Recently, machine learning, especially deep learning, has become an extremely hot topic, given its tremendous successes in image processing and computer vision (to let a robot or a computer equipped with a camera perceive what we can). Our human vision system is amazing. When you see a blocked horse in a forest, you can perceive the horse in its entirety (Figure 2). In that case, you can do so because you have extensive knowledge of trees and horses and reasoning power in the context, and you can infer confidently what the blocked features of a horse would be.

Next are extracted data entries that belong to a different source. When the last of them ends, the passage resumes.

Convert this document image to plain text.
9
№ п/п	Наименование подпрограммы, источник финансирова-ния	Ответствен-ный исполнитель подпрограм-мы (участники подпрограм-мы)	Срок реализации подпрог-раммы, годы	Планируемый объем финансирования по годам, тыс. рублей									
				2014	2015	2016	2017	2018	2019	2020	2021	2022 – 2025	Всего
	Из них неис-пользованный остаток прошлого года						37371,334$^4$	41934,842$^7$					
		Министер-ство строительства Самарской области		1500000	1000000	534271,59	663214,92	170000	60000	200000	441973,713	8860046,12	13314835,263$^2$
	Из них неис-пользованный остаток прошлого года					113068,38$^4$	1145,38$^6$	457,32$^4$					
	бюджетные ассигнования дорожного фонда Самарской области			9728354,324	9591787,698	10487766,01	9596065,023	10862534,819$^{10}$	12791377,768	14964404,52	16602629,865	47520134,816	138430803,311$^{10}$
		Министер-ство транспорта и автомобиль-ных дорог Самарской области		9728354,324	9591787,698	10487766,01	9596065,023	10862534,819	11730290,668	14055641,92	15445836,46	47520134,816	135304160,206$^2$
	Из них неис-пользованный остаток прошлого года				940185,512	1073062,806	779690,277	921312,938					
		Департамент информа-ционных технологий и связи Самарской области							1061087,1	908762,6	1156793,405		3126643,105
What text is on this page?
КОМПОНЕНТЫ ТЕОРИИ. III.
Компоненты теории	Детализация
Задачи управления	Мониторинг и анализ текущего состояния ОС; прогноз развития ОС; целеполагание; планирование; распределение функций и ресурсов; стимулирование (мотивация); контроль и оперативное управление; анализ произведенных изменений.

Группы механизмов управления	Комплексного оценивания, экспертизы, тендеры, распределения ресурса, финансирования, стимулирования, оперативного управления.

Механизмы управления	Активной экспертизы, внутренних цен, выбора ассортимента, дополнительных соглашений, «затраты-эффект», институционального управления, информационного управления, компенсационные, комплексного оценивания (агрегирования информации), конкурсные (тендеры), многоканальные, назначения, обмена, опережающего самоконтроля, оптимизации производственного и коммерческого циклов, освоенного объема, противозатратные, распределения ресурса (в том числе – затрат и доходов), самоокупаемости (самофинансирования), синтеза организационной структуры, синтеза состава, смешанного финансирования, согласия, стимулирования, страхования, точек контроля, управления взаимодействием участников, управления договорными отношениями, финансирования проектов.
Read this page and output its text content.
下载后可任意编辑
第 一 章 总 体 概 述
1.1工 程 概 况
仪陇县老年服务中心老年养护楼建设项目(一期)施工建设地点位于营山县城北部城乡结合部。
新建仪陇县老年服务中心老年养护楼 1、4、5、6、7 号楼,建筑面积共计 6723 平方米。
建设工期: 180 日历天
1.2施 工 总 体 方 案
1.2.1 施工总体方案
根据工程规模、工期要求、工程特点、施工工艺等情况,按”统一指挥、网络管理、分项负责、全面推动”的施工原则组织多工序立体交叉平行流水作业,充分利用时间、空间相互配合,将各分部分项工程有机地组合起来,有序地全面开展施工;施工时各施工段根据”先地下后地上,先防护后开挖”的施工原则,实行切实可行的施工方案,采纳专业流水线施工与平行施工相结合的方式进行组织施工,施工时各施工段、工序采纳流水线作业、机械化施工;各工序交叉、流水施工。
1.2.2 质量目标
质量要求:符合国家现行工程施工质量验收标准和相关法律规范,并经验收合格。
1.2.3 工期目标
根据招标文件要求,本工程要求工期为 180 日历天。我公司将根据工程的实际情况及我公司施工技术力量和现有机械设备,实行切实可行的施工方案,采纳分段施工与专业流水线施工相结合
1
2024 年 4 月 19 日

This visual perception can now be achieved via image processing using deep learning techniques. Specifically, a deep artificial neural network can be designed and trained to mimic our biological neurological network responsible for vision, using a big dataset consisting of numerous pairs of low-quality (blocked or otherwise compromised) and corresponding high-quality images (unblocked horses). After training the deep artificial neural network, it becomes an expert in this application domain: whenever a low-quality image is presented to the network, it will process the image with interconnected artificial neurons (which are basic computing units) in the network, and finally deliver a high-quality counterpart (for example, a partially blocked horse can be brought up to the foreground with its natural appearance)!
In 2016, our team wrote a perspective on deep-learning-based imaging, which is a basis for an IEEE Transactions on Medical Imaging special issue on this theme and our application of a machine learning-based imaging patent. In this perspective, we presented a machine-learning-based super-resolution imaging example. Recently, our biomedical imaging center posted two arXiv papers to improve medical CT and MRI images towards super-resolution (https://arxiv.org/abs/1808.04256; https://arxiv.org/abs/1810.06776). While traditional deblurring methods could only improve CT or MRI image resolution by a modest fraction, deep learning methods can do much better, with 100 percent or even 200 percent resolution improvement in our preliminary simulation studies (Figure 3).
We are actively working along this line, such as for micro-CT and micro-MRI, and optical microscopic imaging. In a nutshell, super-resolution deep learning could computationally turn a cheap imaging device into a decent one by making existing images clearer. The economical and biomedical implications of this approach are tremendous; for example, useful for diagnosis of cancer, brain tumors, or other pathologies. We welcome new collaborative or application opportunities in this area!